| Here's what I think about Curtis Yarvin. I don't think Curtis Yarvin ever says the word "degrowth" and the people who think "degrowth" is inevitable, necessary or desirable would not endorse him, but
his vision of the future is a vision of degrowth. I think he sees the peak of civilization as around 1777 in France or 1852 in Japan when there was a relatively high technology level and material stock but we were
still basically on a solar economy where wealth derived from holding agricultural land and food supplies were limited so we weren't quite ready for Marx's labor
theory of value. If you thought the greatest thing in life was the exploitation of personal services, whether that is having a house full of servants or the
debauchery of Valmont from Dangerous Liasons, you'd probably think that was the pinnacle of development. If you like pharmaceuticals or good food or things made out of metal, not so much. (Even if he didn't die in a duel or under the guillotine or from syphilis he would have been lucky to make it past 40) So far as I know the story was the same in feudal agrarian Europe, Japan and China and likely elsewhere. There was an ideology that the King or Emperor or whatever had a divine right or was a god or was descended from the gods but actually he ruled with the consent of a class of warlords and landowners and if they wanted him overthrown he was overthrown though it often ushered in a century of chaos as those warlords struggled to figure out who'd come out on top finally falling back on the old ideology out of exhaustion. The strength of modern society is not formal democracy but the very large numbers of institutions of many kinds large and small that through their many degrees of
freedom are able to face the complexity of the problems that face civilization. (See Ashby's Law) You have the many branches of government, not one church, but
many churches, many businesses, labor unions, professional associations, the academy, and civil society organizations of every stripe from Greenpeace to the Freemasons. The case for degrowth is that civilization faces many threats not least pollution, resource depletion, war, pandemics as well as continuously changing
technology, culture and economy. Critically, as Ezra Klein points out lately, the institutional complexity that it takes to manage these threats itself gets in
the way of the responsiveness of the system and that's a tough problem. I'll grant it to Yarvin that there has been an "ahistorical turn" and a lot of people, particularly the identitarian left, aren't interested in thinking about 2005 or
1974, never mind 1843 or the Ancien Regime. Yarvin's answer though is either going to be the cause of collapse or the consequence of collapse. Even if you're
Peter Thiel your wealth can only protect you so much in that scenario, it's like playing Russian Roulette with a 10 chamber revolver and 9 bullets loaded. For the
median person, it's worse. If you are looking for answers that will work in that kind of world you are better looking into matters of religion and the spirit because
those are things that don't change along with economy and technology. The way out is the way through. |
1. 1777 & 1852 were peak for iron tech. Black smithery decentralized in both solar econs. (+nitrate prod. How could those revolutions succeed otherwise?) did not read GG+S to know if he had the same or counter argument (eg incompetent monarchs.) (Role of aluminum tech is a fun rabbit hole)
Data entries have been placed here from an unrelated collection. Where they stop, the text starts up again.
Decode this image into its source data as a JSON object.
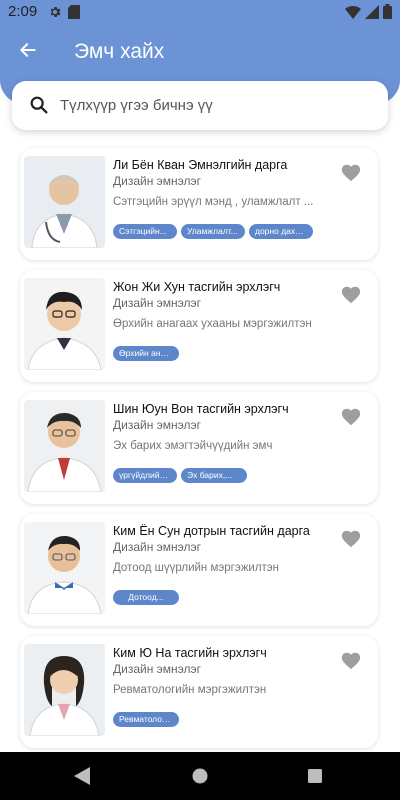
{
  "status_bar": {
    "time": "2:09",
    "icons": [
      "gear-icon",
      "sd-card-icon",
      "wifi-icon",
      "signal-icon",
      "battery-icon"
    ]
  },
  "header": {
    "title": "Эмч хайх",
    "back_icon": "arrow-left-icon"
  },
  "search": {
    "placeholder": "Түлхүүр үгээ бичнэ үү",
    "value": ""
  },
  "doctors": [
    {
      "name": "Ли Бён Кван Эмнэлгийн дарга",
      "title": "Дизайн эмнэлэг",
      "description": "Сэтгэцийн эрүүл мэнд , уламжлалт ...",
      "tags": [
        "Сэтгэцийн...",
        "Уламжлалт...",
        "дорно дахины..."
      ],
      "favorite": false
    },
    {
      "name": "Жон Жи Хун тасгийн эрхлэгч",
      "title": "Дизайн эмнэлэг",
      "description": "Өрхийн анагаах ухааны мэргэжилтэн",
      "tags": [
        "Өрхийн анагаа..."
      ],
      "favorite": false
    },
    {
      "name": "Шин Юун Вон тасгийн эрхлэгч",
      "title": "Дизайн эмнэлэг",
      "description": "Эх барих эмэгтэйчүүдийн эмч",
      "tags": [
        "үргүйдлийн төв",
        "Эх барих,..."
      ],
      "favorite": false
    },
    {
      "name": "Ким Ён Сун дотрын тасгийн дарга",
      "title": "Дизайн эмнэлэг",
      "description": "Дотоод шүүрлийн мэргэжилтэн",
      "tags": [
        "Дотоод..."
      ],
      "favorite": false
    },
    {
      "name": "Ким Ю На тасгийн эрхлэгч",
      "title": "Дизайн эмнэлэг",
      "description": "Ревматологийн мэргэжилтэн",
      "tags": [
        "Ревматологий..."
      ],
      "favorite": false
    }
  ],
  "colors": {
    "primary": "#6b93d6",
    "tag": "#5e87cb",
    "heart": "#9e9e9e"
  },
  "nav": {
    "icons": [
      "nav-back-icon",
      "nav-home-icon",
      "nav-recent-apps-icon"
    ]
  }
}
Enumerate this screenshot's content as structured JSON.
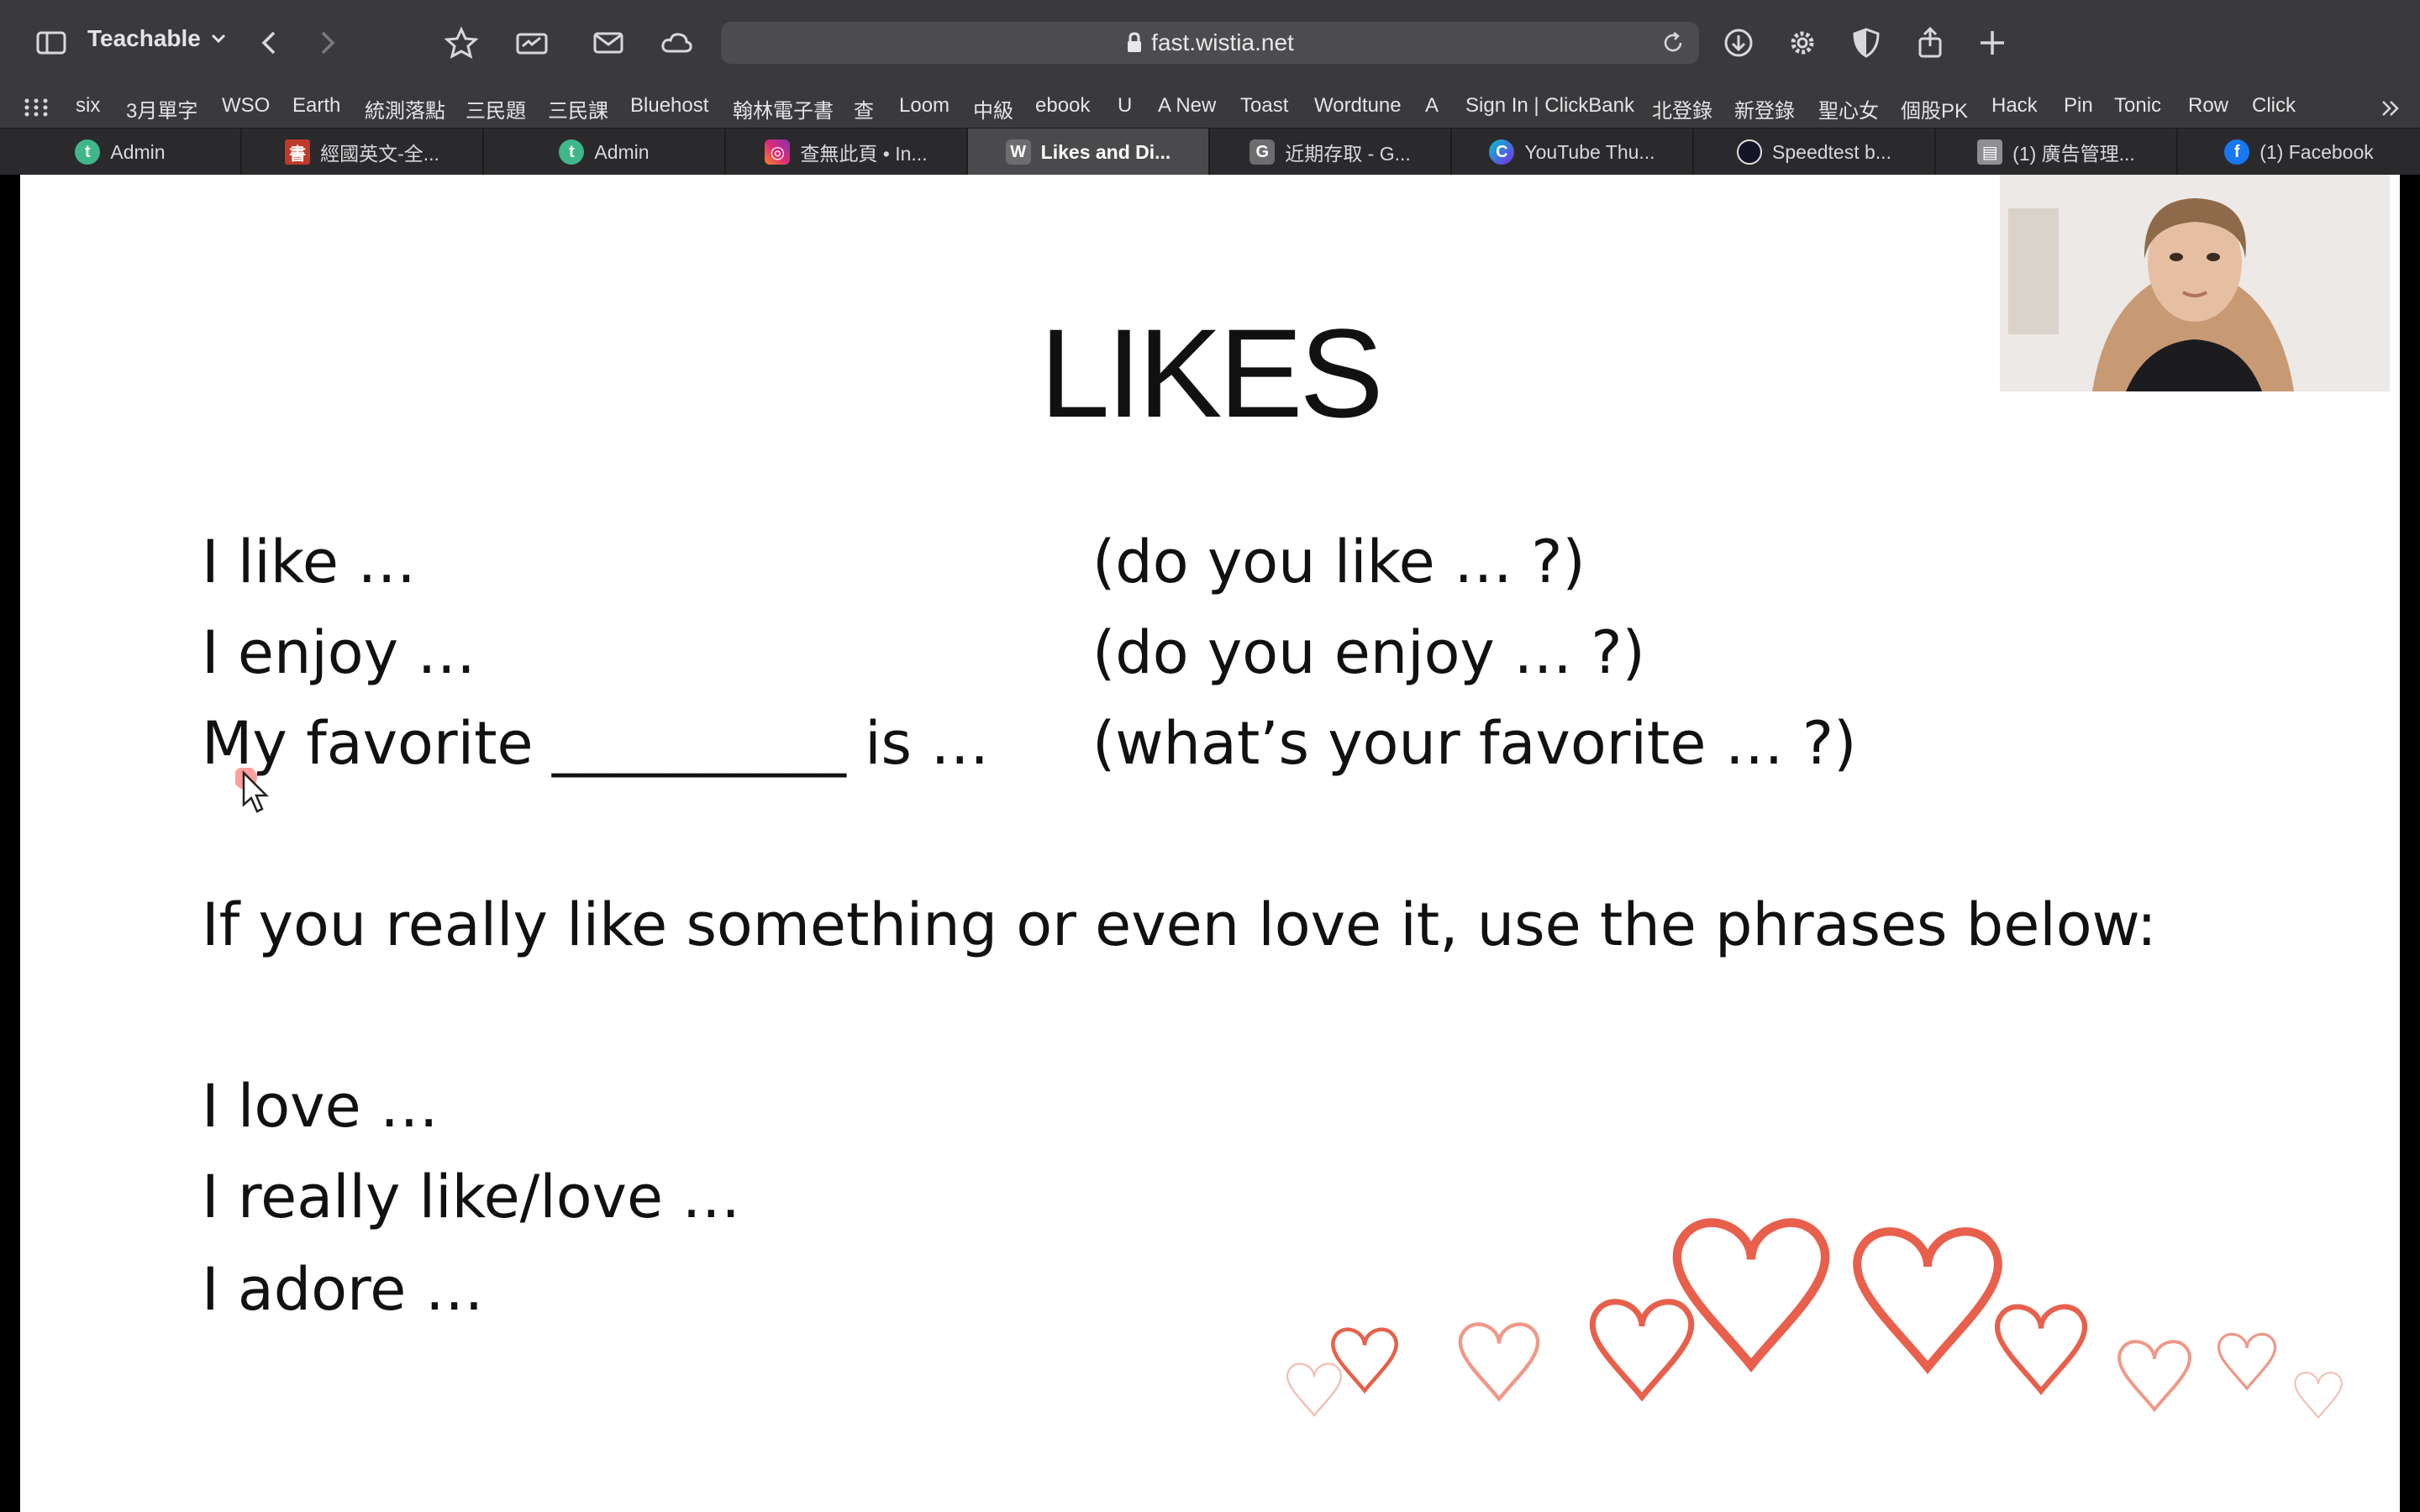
{
  "toolbar": {
    "profile": "Teachable",
    "url": "fast.wistia.net"
  },
  "bookmarks": [
    "six",
    "3月單字",
    "WSO",
    "Earth",
    "統測落點",
    "三民題",
    "三民課",
    "Bluehost",
    "翰林電子書",
    "查",
    "Loom",
    "中級",
    "ebook",
    "U",
    "A New",
    "Toast",
    "Wordtune",
    "A",
    "Sign In | ClickBank",
    "北登錄",
    "新登錄",
    "聖心女",
    "個股PK",
    "Hack",
    "Pin",
    "Tonic",
    "Row",
    "Click"
  ],
  "tabs": [
    {
      "label": "Admin",
      "icon": "teachable-icon",
      "color": "#3fb68b"
    },
    {
      "label": "經國英文-全...",
      "icon": "book-icon",
      "color": "#c0392b"
    },
    {
      "label": "Admin",
      "icon": "teachable-icon",
      "color": "#3fb68b"
    },
    {
      "label": "查無此頁 • In...",
      "icon": "instagram-icon",
      "color": "#d6249f"
    },
    {
      "label": "Likes and Di...",
      "icon": "wistia-icon",
      "color": "#6d6d6f"
    },
    {
      "label": "近期存取 - G...",
      "icon": "g-icon",
      "color": "#6d6d6f"
    },
    {
      "label": "YouTube Thu...",
      "icon": "canva-icon",
      "color": "#7d2ae8"
    },
    {
      "label": "Speedtest b...",
      "icon": "speedtest-icon",
      "color": "#141526"
    },
    {
      "label": "(1) 廣告管理...",
      "icon": "ads-icon",
      "color": "#8e8e93"
    },
    {
      "label": "(1) Facebook",
      "icon": "facebook-icon",
      "color": "#1877f2"
    }
  ],
  "slide": {
    "title": "LIKES",
    "left_lines": [
      "I like …",
      "I enjoy …",
      "My favorite __________ is …"
    ],
    "right_lines": [
      "(do you like … ?)",
      "(do you enjoy … ?)",
      "(what’s your favorite … ?)"
    ],
    "middle": "If you really like something or even love it, use the phrases below:",
    "bottom_lines": [
      "I love …",
      "I really like/love …",
      "I adore …"
    ],
    "heart_color": "#e8604c"
  }
}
2. When your main threats are either yourselves other supra-organisms (not the universe), there may be a case for violating Ashby's Law. That might not be so crackpot if your fave supra-organism has a sustainably robust energy infra
2b. One might have to make the case that the brain may be materially バロック but organizationally simple? Do hominids have the most complex brains of all? Will botanics outlive us?
2a. The hard to formalize notions of simplicity from Clausewitz
3. Loki "physically" manifesting as a Hydra, thus concluding the TV series: what if he's The Good Guy?